Le réseau s'est depuis lors transformé en un torrent de désinformation - et son directeur en un multiplicateur de théories du complot sur les immigrés criminels. Ses posts sur X ont été visionnés plus de deux milliards de fois pendant la campagne électorale. On ne débat pas avec ses adversaires, on les calomnie. Tout simplement. Trump et Musk sont d'accord sur ce point.
L'industrie de la technologie, autrefois refuge des valeurs libérales, synonyme de marchés ouverts et de réformes sociales, évolue désormais vers une nouvelle idéologie qui prône la vitesse et la rupture avec les normes établies. Pour Musk et ses partisans, Trump incarne une «mentalité de fondateur» très particulière: la capacité à faire fi des règles traditionnelles et à suivre sa propre voie, quel que soit le prix.

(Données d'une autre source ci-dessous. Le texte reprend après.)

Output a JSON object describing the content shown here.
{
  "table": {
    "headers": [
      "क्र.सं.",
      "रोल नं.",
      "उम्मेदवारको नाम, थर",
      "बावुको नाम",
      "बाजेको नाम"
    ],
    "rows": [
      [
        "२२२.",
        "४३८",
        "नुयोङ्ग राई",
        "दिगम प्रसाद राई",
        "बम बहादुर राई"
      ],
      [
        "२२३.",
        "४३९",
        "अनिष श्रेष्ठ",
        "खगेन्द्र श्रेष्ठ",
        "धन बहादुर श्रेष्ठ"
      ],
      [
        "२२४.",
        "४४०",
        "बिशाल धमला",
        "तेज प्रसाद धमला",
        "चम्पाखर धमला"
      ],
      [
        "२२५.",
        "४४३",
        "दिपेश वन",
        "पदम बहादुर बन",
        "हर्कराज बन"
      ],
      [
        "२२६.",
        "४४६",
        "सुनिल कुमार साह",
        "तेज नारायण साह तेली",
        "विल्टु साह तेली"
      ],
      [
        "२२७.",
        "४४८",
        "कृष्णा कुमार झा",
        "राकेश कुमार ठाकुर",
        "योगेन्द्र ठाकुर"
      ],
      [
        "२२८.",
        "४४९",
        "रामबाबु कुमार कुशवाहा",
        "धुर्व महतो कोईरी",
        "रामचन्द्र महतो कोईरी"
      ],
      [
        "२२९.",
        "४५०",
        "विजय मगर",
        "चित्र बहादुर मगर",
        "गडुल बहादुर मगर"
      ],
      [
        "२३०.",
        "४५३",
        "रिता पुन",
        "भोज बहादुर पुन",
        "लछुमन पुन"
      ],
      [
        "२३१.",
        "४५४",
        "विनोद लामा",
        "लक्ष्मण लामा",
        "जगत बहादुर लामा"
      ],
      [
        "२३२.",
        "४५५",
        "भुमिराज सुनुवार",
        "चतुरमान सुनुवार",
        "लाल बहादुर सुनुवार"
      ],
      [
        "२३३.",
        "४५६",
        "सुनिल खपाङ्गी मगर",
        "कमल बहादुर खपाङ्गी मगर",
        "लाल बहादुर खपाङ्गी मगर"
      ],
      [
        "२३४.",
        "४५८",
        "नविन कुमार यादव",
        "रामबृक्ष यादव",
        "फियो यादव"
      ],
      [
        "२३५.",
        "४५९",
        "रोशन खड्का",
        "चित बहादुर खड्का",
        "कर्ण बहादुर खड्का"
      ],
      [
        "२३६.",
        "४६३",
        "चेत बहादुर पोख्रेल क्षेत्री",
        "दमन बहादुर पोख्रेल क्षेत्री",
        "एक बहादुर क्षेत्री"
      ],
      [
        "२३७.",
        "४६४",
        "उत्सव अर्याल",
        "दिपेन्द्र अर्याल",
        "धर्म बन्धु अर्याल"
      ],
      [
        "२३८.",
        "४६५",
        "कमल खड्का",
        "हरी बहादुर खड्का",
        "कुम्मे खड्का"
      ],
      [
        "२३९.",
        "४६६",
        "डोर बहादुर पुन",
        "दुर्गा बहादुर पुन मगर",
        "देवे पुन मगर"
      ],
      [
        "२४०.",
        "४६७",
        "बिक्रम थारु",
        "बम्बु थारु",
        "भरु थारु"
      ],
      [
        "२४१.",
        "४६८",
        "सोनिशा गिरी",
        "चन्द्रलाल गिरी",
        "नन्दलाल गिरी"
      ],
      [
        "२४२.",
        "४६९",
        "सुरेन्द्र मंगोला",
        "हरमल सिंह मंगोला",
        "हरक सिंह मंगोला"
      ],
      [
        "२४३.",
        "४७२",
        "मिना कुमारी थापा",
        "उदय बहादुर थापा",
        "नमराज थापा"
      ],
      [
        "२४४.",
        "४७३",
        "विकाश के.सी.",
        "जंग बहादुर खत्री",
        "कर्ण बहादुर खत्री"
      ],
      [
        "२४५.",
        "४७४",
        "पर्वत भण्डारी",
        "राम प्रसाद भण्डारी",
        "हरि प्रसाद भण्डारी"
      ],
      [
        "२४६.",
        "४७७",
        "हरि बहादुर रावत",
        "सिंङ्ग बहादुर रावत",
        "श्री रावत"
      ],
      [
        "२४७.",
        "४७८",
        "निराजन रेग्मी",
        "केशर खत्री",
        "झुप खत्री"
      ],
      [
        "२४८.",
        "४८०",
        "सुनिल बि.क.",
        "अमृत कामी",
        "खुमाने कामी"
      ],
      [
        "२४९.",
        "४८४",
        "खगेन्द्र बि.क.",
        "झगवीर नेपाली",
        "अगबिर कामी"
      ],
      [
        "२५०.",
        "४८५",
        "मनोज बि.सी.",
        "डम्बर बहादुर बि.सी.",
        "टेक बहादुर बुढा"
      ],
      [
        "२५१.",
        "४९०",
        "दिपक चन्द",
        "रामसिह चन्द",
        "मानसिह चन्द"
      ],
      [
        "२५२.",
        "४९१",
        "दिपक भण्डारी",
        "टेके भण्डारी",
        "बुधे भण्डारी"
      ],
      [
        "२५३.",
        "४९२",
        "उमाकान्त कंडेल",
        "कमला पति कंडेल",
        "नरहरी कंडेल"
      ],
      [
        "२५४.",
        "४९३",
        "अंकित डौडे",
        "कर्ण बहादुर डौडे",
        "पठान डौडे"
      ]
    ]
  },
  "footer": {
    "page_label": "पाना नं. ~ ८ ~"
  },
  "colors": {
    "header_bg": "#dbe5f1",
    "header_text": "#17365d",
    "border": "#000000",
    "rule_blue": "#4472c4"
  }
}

Le «Silicon Valley Solutionism» fait ainsi son entrée dans le gouvernement américain. Tout peut être résolu par la technologie. Il faut aller vite. La vérité est une question d'intérêt personnel. On ne peut pas avoir de scrupules si l'on veut réussir.
Pourtant, un gouvernement n'est pas une entreprise de logiciels et ne doit pas être géré comme tel. Il y a de bonnes raisons pour lesquelles la gestion d'une entreprise diffère de celle d'un pays. Si quelques-uns décident du sort de tous, ce n'est plus une démocratie. C'est une oligarchie.